This is what could drive markets as Wall Street slides into summer

19-06-2017

This is what could drive markets as Wall Street slides into summer

Wall Street slides into summer with a light economic calendar but lots of Fed speakers in the week ahead. Market focus will remain on the technology stocks, which steadied Friday but were mixed after another bout of weakness. The S&P technology sector was the worst performing, down 1.1 percent for the week. There could also be more fallout from the big $13.7 billion Amazon bid for Whole Foods, which rattled stocks of retailers and food companies alike, wiping tens of billions from their market capitalization. There was speculation another buyer could emerge for Whole Foods, and its stock finished slightly above the $42 offered by Amazon. The Fed speakers will be important because of market concerns that the Fed is going forward with rate hikes at a time when inflation and other data are not quite up to expectations. Housing starts, retail sales, consumer inflation and consumer sentiment all missed forecasts in the past week, even though the Fed sounded confident in the economy and held onto its forecast for another rate hike this year and three in 2018. "It is a pretty light week in terms of news. People are probably still digesting the Fed meeting a little bit; the ultimate effect of that is likely to be a positive one, whether that shows up next week, I'm not sure. We have another rate hike under our belt," said Aaron Anderson, senior vice president, research at Fisher Investments.

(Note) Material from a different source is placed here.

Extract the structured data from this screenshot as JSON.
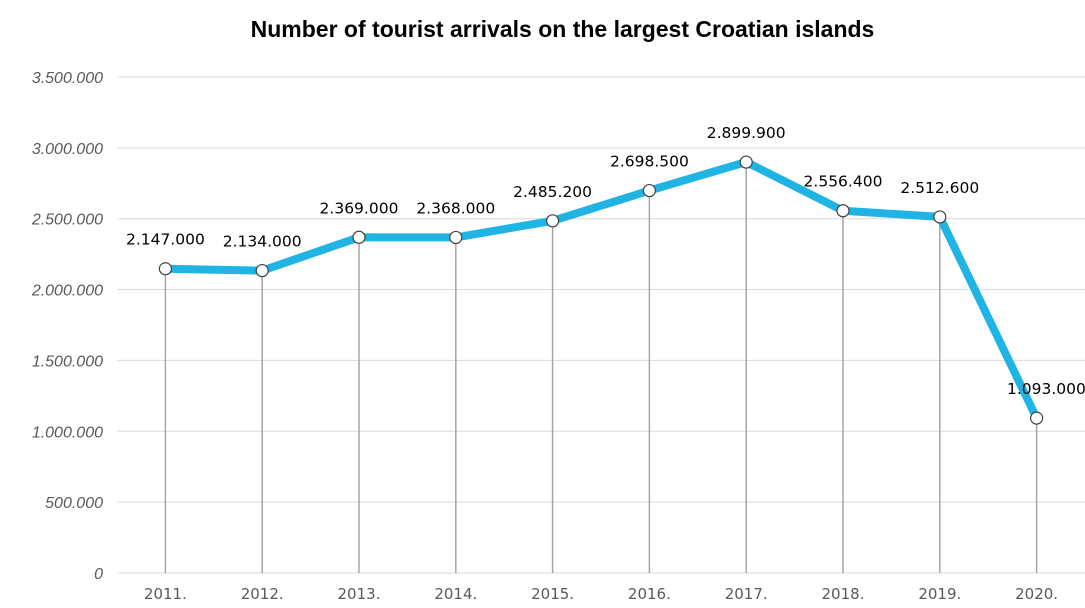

In the coming week, existing home sales will be important Wednesday, as will Friday's new home sales and manufacturing data from Markit. The half dozen Fed speakers, starting with New York Fed President William Dudley on Monday, will also be key, if they express any concern about recent economic weakness or suggest the Fed could slow down in any way. The price of oil could also be a factor, as traders watch to see whether it holds in the $45 per barrel level or falls closer to $40, considered a negative for stocks. West Texas Intermediate crude futures finished the week at $44.74 per barrel, off 2.4 percent for the week. Important for markets next week is MSCI's decision whether to include a group of China's mainland stocks in the MSCI Indexes, which underpin some large ETFs, such as the MSCI Emerging Markets ETF EEM. If approved, it would give investors easier access to investing in the mainland markets and create more liquidity for the shares. "It's very likely it could happen compared to last year. MSCI has lowered the bar for A share inclusion, and the big driver of this is the stock connect programs," said Peter Donisanu, Wells Fargo global market strategist. The stock connect programs link the Chinese mainland exchanges to the Hong Kong exchange, providing a way for foreign investors to trade stocks from the Shanghai and Shenzhen stock exchanges.

Stocks were mixed in the past week, with the S&P 500 ending up 0.1 percent at 2,433 but the Nasdaq down 0.9 percent at 6,151, on the weakness in tech.